I occasionally review movies in this blog (obviously fewer during the pandemic). I’ve often said that the best ones are based on books (the best of them all is undoubtedly The Lord of the Rings trilogy). But there are inherent limitations found in that transfer of media from the written word to audiovisual film. The mere fact that a movie is usually between two and three hours long means it can’t possibly contain all the nuances found in a novel. Hollywood cuts, edits, and rewrites often damage the novelistic adventure when transferred to the silver screen as well.

But a recent very successful movie shows how Hollywood can even fail miserably at original storytelling—in fact, is more likely to do so because screenwriters aren’t novelists. In this case, not a flop at the box office—lots of moviegoers jumped on the bandwagon!—but in creating anything worthwhile for novel readers who expect a lot more. I’m writing about Barbie, of course. It has convinced me that I never want Hollywood to make a movie based on any of my stories!

This isn’t idle speculation about what I’d do if some producer or anyone else from Hollywood approached me. It’s a raging denial of Hollywood’s storytelling capabilities! You can savor a novel; it’s the product of a creative and inventive artist who is following the age-old tradition of storytelling. Hollywood can’t make anything that can compare with that personal relationship between reader and author because Hollywood is too mass-market; yet most moviegoers don’t read books so their expectations are low, playing into Hollywood’s hands—so when a movie is a flop, it’s really a disaster.

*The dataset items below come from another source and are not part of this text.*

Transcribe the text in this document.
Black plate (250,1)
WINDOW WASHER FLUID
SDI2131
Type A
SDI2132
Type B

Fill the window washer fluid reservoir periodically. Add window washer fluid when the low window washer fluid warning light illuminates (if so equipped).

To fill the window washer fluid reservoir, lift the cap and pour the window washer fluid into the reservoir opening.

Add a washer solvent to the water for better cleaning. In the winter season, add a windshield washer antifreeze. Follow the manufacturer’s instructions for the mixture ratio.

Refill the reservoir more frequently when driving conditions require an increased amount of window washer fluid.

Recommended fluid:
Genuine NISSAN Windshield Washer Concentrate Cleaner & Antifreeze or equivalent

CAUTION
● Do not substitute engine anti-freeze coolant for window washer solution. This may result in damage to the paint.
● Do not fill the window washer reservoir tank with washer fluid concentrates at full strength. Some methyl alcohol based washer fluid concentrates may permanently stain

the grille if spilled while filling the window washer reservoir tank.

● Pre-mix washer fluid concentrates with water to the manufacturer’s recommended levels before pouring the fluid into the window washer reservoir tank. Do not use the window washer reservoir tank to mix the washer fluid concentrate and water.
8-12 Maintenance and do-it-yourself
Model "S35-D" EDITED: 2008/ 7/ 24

This isn’t idle speculation about any reaction I might have in the sense that some readers have told me that a particular title from my oeuvre would make a good movie. We’ve even discussed who would play whom at times, in particular for Detectives Castilblanco and Brookstone. (The mysteries and thrillers might receive better treatment from Hollywood, but my sci-fi would be far beyond the movie industry!) This is all a frivolous waste of time, of course. Hollywood could never do justice to even the shortest “Detectives Chen & Castilblanco” novel! And the complex intertwining of historical periods found in Son of Thunder (second book in the “Esther Brookstone Art Detective” series), arguably my best and most profound novel, would undoubtedly defeat the best Hollywood screenwriters!

In other words, I don’t want Hollywood to even try! And they won’t either, because they must appeal to a largely illiterate and audio-visually dependent yet passive audience that make few demands on quality but are great believers in hype (as in the case of Barbie).

I’ll make a prediction in this post: Hollywood and audiovisual media will destroy storytelling. Even now, the reading population is biased toward older generations. Younger people have the attention spans, so they passively watch streaming video, mesmerized by an audiovisual experience that’s superficial and far from being profound. It’s only a matter of time until the novel becomes an ancient artifact studied in some halls of social scientists. Thankfully I won’t live to see that occur, but it will happen. The process has begun.

***

Comments are always welcome. (Please follow the rules on the “Join the Conversation” web page.)

Son of Thunder. Three storylines come together in this mystery/thriller novel with historical fiction elements about the lives of St. John the Divine and the Renaissance artist Sandro Botticelli and how Esther Brookstone is affected by them. Perhaps this is the novel Dan Brown should have written instead of The DaVinci Code because the history here is fact-based inasmuch as it can be (of course, his isn’t). In any case, you will find Esther’s adventures described here taking her back through centuries of history as you the reader join her on an armchair journey. Available wherever quality ebooks are sold…and also in print!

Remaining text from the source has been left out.